Dorothy nodded but she looked worried. Jenny felt something powerful, seeing her mum like that. It was never easy, seeing your parents’ power diminish, realising all their frailties and foibles. Realising that they’re just ordinary people struggling to get by like the rest of us.
Jenny had returned to Greenhill Gardens earlier, still shaking with adrenaline from her encounter with Bradley. What the hell was happening to her? If that had been the other way round, she would’ve been shouting about sexual assault. But there was something about his attitude that made the red mist descend. It didn’t take the world’s best shrink to realise Craig had fucked up her attitude to men, but that was so long ago, why was it rearing up again now?

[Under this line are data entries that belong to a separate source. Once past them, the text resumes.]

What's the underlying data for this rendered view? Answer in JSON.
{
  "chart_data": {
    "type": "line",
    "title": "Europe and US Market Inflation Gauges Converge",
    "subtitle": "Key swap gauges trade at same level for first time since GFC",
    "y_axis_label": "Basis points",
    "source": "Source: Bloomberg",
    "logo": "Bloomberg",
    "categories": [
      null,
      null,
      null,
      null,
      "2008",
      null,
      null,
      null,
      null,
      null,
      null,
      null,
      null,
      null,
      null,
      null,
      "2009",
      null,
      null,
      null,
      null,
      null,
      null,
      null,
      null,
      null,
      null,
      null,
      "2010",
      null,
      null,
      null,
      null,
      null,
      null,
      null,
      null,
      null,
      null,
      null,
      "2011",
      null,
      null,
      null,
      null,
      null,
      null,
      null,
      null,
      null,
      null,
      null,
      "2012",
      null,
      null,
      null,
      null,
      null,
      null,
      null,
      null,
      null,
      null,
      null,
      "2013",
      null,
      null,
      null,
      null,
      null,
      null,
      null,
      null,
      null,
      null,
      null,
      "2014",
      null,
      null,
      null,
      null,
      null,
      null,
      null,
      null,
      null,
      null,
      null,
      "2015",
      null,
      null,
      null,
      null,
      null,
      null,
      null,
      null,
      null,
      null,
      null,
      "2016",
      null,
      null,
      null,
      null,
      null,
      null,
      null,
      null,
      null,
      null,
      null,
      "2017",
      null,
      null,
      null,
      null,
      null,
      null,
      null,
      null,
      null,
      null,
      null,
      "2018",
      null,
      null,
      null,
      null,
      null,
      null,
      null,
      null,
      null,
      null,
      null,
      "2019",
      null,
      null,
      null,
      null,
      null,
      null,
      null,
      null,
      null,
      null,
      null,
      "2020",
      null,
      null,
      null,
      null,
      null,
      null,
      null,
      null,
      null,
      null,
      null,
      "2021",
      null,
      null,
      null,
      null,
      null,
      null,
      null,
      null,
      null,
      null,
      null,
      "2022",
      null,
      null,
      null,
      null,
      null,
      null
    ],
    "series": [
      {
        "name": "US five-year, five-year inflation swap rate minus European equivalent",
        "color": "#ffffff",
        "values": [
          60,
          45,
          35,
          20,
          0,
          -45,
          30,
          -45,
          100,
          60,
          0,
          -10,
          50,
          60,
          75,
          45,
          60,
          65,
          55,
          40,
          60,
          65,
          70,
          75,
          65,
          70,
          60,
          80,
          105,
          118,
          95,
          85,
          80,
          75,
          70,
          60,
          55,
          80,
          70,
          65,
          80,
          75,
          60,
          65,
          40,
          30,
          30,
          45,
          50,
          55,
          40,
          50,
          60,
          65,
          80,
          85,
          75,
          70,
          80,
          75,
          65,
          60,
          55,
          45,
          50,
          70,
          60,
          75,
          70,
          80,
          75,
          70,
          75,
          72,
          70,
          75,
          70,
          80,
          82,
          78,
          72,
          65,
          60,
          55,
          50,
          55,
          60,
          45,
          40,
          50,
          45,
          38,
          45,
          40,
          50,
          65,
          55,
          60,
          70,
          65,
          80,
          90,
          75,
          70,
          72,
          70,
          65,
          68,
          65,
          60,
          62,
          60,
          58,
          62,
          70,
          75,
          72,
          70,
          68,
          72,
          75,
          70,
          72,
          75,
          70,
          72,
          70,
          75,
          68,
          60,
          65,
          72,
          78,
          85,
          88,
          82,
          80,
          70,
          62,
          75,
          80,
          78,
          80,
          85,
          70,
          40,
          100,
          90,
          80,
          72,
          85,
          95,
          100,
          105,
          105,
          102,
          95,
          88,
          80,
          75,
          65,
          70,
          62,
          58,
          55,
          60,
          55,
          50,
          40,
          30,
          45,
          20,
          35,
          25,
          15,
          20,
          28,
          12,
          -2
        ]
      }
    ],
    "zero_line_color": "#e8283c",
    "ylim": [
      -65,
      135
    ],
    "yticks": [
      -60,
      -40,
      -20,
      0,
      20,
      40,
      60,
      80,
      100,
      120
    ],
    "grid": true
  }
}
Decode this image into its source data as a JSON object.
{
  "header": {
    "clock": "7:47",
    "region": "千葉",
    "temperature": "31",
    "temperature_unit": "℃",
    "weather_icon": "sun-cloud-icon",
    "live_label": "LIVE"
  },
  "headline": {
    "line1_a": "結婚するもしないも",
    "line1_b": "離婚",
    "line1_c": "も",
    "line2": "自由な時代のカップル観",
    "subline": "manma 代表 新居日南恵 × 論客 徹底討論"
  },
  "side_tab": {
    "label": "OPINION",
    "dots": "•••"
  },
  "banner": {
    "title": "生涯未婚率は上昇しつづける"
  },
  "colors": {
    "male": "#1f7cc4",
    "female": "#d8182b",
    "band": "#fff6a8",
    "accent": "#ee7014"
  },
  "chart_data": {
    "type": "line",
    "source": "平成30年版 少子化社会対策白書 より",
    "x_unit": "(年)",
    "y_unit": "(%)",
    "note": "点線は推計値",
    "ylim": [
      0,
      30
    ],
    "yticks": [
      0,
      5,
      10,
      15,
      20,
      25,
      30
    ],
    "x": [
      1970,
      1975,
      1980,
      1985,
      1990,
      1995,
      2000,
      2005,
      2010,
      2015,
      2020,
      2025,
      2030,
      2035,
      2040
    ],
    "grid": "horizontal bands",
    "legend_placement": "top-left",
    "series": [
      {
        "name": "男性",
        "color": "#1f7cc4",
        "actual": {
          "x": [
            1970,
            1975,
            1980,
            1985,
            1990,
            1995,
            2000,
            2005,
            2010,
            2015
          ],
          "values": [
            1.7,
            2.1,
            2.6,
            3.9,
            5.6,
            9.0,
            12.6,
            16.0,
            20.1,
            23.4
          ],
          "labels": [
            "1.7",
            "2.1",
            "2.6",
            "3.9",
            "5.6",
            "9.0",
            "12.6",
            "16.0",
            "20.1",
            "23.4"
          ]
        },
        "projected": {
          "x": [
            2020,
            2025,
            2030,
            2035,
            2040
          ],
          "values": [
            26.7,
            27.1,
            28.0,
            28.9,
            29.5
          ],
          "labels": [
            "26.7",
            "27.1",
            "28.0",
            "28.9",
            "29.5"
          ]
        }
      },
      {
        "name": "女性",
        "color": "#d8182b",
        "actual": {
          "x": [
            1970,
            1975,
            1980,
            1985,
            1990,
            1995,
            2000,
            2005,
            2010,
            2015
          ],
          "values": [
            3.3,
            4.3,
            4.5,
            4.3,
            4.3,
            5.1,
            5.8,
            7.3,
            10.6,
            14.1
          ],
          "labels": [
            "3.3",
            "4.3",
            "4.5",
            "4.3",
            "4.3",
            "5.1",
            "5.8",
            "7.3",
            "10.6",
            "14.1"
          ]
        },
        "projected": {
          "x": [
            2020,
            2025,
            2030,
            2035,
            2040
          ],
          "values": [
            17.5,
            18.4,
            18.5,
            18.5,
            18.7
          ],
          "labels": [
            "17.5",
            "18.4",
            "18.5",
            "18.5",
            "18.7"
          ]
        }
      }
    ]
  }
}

She had to keep a lid on it.
When she’d got home from Kings Buildings, she found Mum in the garden staring at the charred site of the funeral pyre. Dorothy explained about the payments, Rebecca in Craigentinny, her daughter. The implication was clear, either Jim was involved with Rebecca, or Rebecca was his daughter, or maybe Natalie was his daughter. Maybe he had something to do with Simon’s disappearance. Either way, he was a liar. He’d lied to his wife, kept secrets from his family, and given away thousands of pounds of their money. Of course, with Dorothy’s unfaithful past, she couldn’t claim too much moral high ground. But at least she hadn’t lied, Jenny supposed. As far as Jenny knew.
Dorothy was playing with a bracele
t on her wrist, three colourful strands intertwined and held together by a small button with an eye on it. Hannah made it for her years ago, and Jenny couldn’t believe Dorothy still had it. She tried to think if she had anything Hannah made at school, the necklaces and keychains, paintings, random collections of stones and sticks, painted and stuck together in the name of art.
Two police officers in bulky stab-proof vests came in through the revolving door carrying coffees and went through to the back. The woman at the front desk smiled at them.
Jenny spoke to Dorothy. ‘Remind me how you met Thomas?’
Dorothy smiled. ‘Same way we meet anyone, we did his wife’s funeral.’
‘But you knew him from yoga before that.’
‘He comes to class on a Tuesday.’
‘A cop doing yoga?’
‘What of it?’
‘Did Dad know you were friends?’
Dorothy paused at that. ‘What are you implying?’
Jenny shook her head. ‘Nothing, I just wondered.’
‘What century is this?’ Dorothy said. ‘A woman can be friends with a man.’
‘Sure.’
Dorothy shook her head. ‘Not that it’s any of your business, but yes, your dad knew I was friends with Thomas. He didn’t have a problem with it.’
The door from the back office opened and a tall black man in a fitted suit appeared.
‘Dorothy, good to see you,’ he said, his accent a mishmash of Scottish and Nordic. ‘Come on through.’
‘This is my daughter, Jenny.’ She turned to Jenny. ‘And this is Thomas.’